Das alles stand zwar so nicht in der Zeitung, aber Hohn und Spott im Internet war den Seubrigshäusern sicher: "der Grübbl-Baam vo Serwichhausen" hieß es da. Klar, dass Christoph Müller, Vorsitzender des Feuerwehrvereins in Seubrigshausen, stocksauer war. "Hier wird Ehrenamt mit Füßen getreten", klärte er Redaktionsleiterin Susanne Will in einem sehr deutlichen Telefonat auf.

Und so gesehen hatte er Recht. Denn die Menschen von der Feuerwehr wollten nichts mehr, als eine Tradition aufrecht zu erhalten. Doch das wird Jahr für Jahr schwieriger. Die Männer stellen den Baum immer selbst auf, da kommt kein Bauhof wie in Münnerstadt. Und überhaupt, der Baum: Einen großen zu kaufen, ist illusorisch - zu teuer. Doch Privatleute stiften momentan keinen Baum für Seubrigshausen, denn der hätte letztes Jahr wegen der Baustelle Dorfplatz im Schlamm und Dreck gestanden.

So hat es 2017 eben nur für eine Krücke gelangt, die mit dem geschmückt wurde, was zur Verfügung war - und das war nicht viel.

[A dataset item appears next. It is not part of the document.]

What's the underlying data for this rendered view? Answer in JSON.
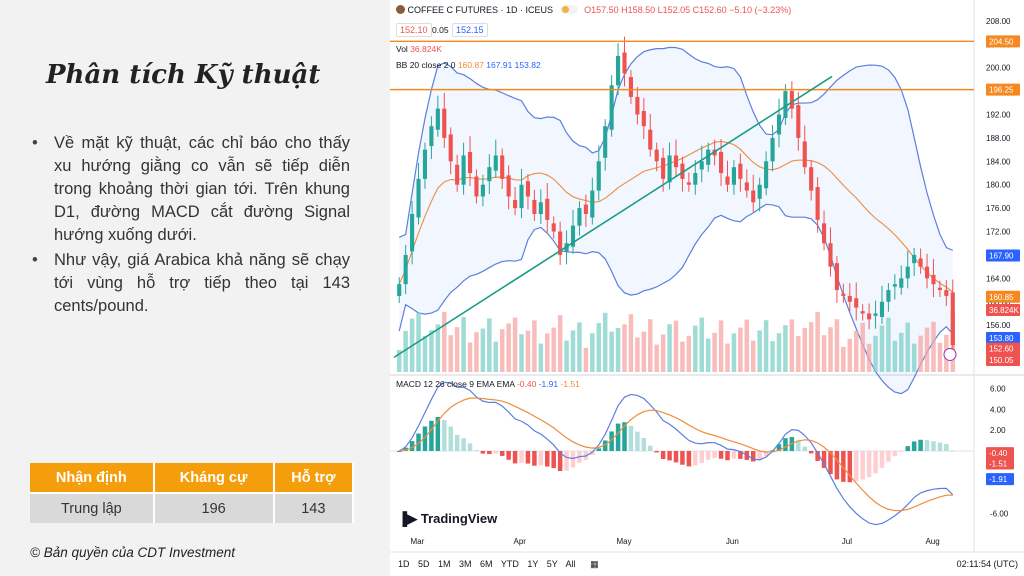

2017 hat die Saale-Zeitung geläutert als Buße versprochen, 2018 für einen Baum zu sorgen. Und das machen wir jetzt auch. Allerdings: Die Baustelle verhindert noch immer einen Prachtbaum vor der Kirche, eine große Tanne kann aktuell nicht sicher im Boden verankert werden. Deshalb wird es die Kindervariante mit Wurzelballen geben, der Baum kann dann später fest eingepflanzt werden. Wir werden ihn schmücken und am 1. Dezember in den Kindergartenhof stellen, wo die Feuerwehr bereits alles vorbereitet hat, damit die Kirchgänger nach dem letzten Amen Glühwein trinken und Waffel essen können. Am Waffeleisen: eine Mannschaft der Saale-Zeitung. Und damit niemand frieren muss, hat die Feuerwehr auch noch wärmende Schwedenfeuer gebaut.

Was abzüglich des Wareneinsatzes der Feuerwehr in der Kasse übrig bleibt, bleibt auch in Seubrigshausen: Die Feuerwehr will einen Defibrillator kaufen, das Geld für Waffel und Wein kann also später mal Leben retten - und auch das Geld, das als Spende in die Kasse geworfen wird.

Info: Um 18.30 Uhr beginnt die Vorabendmesse, da wird auch noch der verstorbenen Feuerwehrlern aus Seubrigshausen gedacht. Ab 19 Uhr beginnt der gemütliche Teil mit Glühweinausschank, Waffeln, Bratwürsten, Lebkuchen.

Ein Experte des Zentrums für Telemedizin wird an einem Infostand erklären, wie ein Defibrillator funktioniert und wie man ihn einsetzt.